Ask a wise and venerable old sage for advice, and he might say a journey of a thousand miles begins with a single step. This old adage aptly describes the long and arduous road Hyundai has paved for itself in the last 30 years. The brand may be successful today, but not so long ago, the Korean automaker was no more than an afterthought, a mere purveyor of small, entry-level cars in unimportant markets. Through efforts like the first-generation Excel, Hyundai attempted to grow its reach and its brand to become more than a big fish in the small pond of secondary markets. Did it work? Well, one could say it did, but by the skin of its teeth.

To get an idea of how green Hyundai was in the 1980s, consider that the car seen here, a 1986 model, is just the second all-new car Hyundai had ever built. Prior to the Excel, the brand first forayed into car making with the Pony, a small, compact RWD car that was penned by noted Italian stylist Giorgetto Giugiario, but otherwise was as conventional as a Maytag washing machine. It was sold throughout the mid-eighties in a variety of small markets as Hyundai established itself as a legitimate automaker. It was even sold in Canada, where it surprisingly became one of their best selling cars during the early 80s. Was it a paragon of quality and reliability? Did it usher in a new era of small cars and raise the bar, change the game, and strike fear in the hearts of the established automakers? On all counts, the answer was a resounding no. Most of the positive attributes associated with the car went along with the belief that it was better than the Eastern Bloc cars of the day, but that’s not saying much.

The original Pony sold well enough, but by the mid-1980s, the Koreans realized it was time for something more fresh and up-to-date.  For this second go-around, Hyundai went back to the drawing board and came up with the new FWD Excel.
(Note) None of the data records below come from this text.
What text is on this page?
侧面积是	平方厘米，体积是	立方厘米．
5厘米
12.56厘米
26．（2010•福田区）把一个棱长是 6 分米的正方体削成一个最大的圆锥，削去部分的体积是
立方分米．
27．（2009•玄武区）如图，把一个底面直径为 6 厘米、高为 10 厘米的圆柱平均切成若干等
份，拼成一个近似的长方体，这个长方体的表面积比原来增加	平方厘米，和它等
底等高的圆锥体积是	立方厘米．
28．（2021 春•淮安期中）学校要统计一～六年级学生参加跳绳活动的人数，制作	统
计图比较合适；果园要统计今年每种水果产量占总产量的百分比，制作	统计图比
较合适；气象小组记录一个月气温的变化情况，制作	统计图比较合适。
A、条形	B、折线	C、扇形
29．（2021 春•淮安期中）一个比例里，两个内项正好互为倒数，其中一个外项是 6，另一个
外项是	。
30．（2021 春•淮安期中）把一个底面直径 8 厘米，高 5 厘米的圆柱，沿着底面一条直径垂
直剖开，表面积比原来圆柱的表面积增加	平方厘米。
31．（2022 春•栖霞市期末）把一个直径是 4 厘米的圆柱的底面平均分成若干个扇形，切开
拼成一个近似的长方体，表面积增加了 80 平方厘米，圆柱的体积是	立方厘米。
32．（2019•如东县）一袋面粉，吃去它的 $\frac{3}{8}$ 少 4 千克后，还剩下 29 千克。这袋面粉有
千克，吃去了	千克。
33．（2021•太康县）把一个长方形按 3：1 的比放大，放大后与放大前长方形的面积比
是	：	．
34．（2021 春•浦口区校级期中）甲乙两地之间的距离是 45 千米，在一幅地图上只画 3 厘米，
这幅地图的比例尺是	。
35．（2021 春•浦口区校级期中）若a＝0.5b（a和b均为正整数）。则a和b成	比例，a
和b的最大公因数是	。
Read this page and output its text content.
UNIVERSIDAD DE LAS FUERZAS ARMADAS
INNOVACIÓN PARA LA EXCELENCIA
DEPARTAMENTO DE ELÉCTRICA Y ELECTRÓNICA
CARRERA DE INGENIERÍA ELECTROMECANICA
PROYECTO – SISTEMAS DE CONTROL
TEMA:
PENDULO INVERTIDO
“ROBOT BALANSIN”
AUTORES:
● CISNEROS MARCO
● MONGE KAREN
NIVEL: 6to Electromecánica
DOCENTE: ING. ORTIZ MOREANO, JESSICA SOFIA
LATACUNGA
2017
The biggest mission of this car was to give the brand a foothold in the United States, where the lucrative yearly sales numbers had foreign auto execs salivating with envy. To help their chances of success, Hyundai filled its new small car with many of the newly expected features for the 1980s compact class. This included an available automatic transmission, power brakes and steering, a sunroof, and A/C, among other things. The starting price to get yourself one of these Korean masterpieces? A mere $4,995, one of the lowest base prices for any car available in America.

That magical number, coupled with an extensive promotional campaign, saw a whopping 168,000 Excels move off of dealer lots in the inaugural year of 1986, making the Excel the most successful first year launch of any foreign brand that has ever debuted here in the land of baseball and apple pie. With such an auspicious start, many were feeling hopeful about the brand’s potential, but it wasn’t long before doom and gloom rained down on Hyundai and their Excel.

While RWD is a fairly straightforward powertrain layout, FWD – which was still a new concept in the 1980s – is decidedly not. Transaxles, engine packaging, and front suspensions are wholly different and more complicated when the driven wheels are up front with the motor. This newfangled design, as well as the pressure to pump out enough cars to meet demand, quickly revealed that the Excel wasn’t excellent in the reliability department. A variety of different and costly issues plagued the little cars, ranging from transmissions that decided to give up to valve guides that liked to disintegrate. It also didn’t help that the 1.5 liter engine, making 68 hp, was about as powerful and refined as a rider mower, and overall build quality was something comparable to a wet cardboard box.

All these issues saw sales of Hyundai cars tumble from their first-year high, even as more models were slowly introduced. Values plummeted, and by 1990, a used Excel would’ve been worth laughably little. Still, the Koreans pressed onward, refusing to admit defeat. In 1988, they brought out the mid-size Sonata, and followed that in the subsequent years with the Scoupe, a new Excel, and the Elantra. Though market share throughout the 90s was never more than a measly 1%, the brand learned valuable lessons from the quality and reliability mishaps that plagued the first Excel.

Eventually, it found itself in a quandary – the cars had finally improved on the quality and reliability front, but the image was still that of 1986 Excels with broken carburetors and failing valve guides. People had come to view Hyundai as the brand for people who have a credit score and income level that should subject them to their local buy-here-pay-here lot, but are adamant that they have a new car. To rectify this reputation, in 1998, Hyundai debuted their now well-known warranty, offering 10 years/100,000 miles of powertrain coverage. This was intended to put to rest the lingering stigma the brand suffered from, and it did just that – in the ensuing years, sales rose and their image improved as more people took a chance on the brand.

Nowadays, one only needs to take a quick look at a Hyundai dealership to see the strides they have made since the old days of the featured car. However, even though the 1986 Excel may not have been much better than Power Wheels when it came to quality transportation, it was successful in one crucial way – It established the Hyundai brand here in the United States. Although other foreign automakers, such as Alfa and Peugeot, waved the white flag of surrender when Americans denounced and shunned their products, Hyundai continued to persevere and weather the storm of hate, scorn, and indifference that was foisted upon the hapless company.  Though they are well into their journey of 1,000 miles, it is thanks to the success of this humble car that the first step was one steady and true, a step that ultimately set the direction for where the brand is today.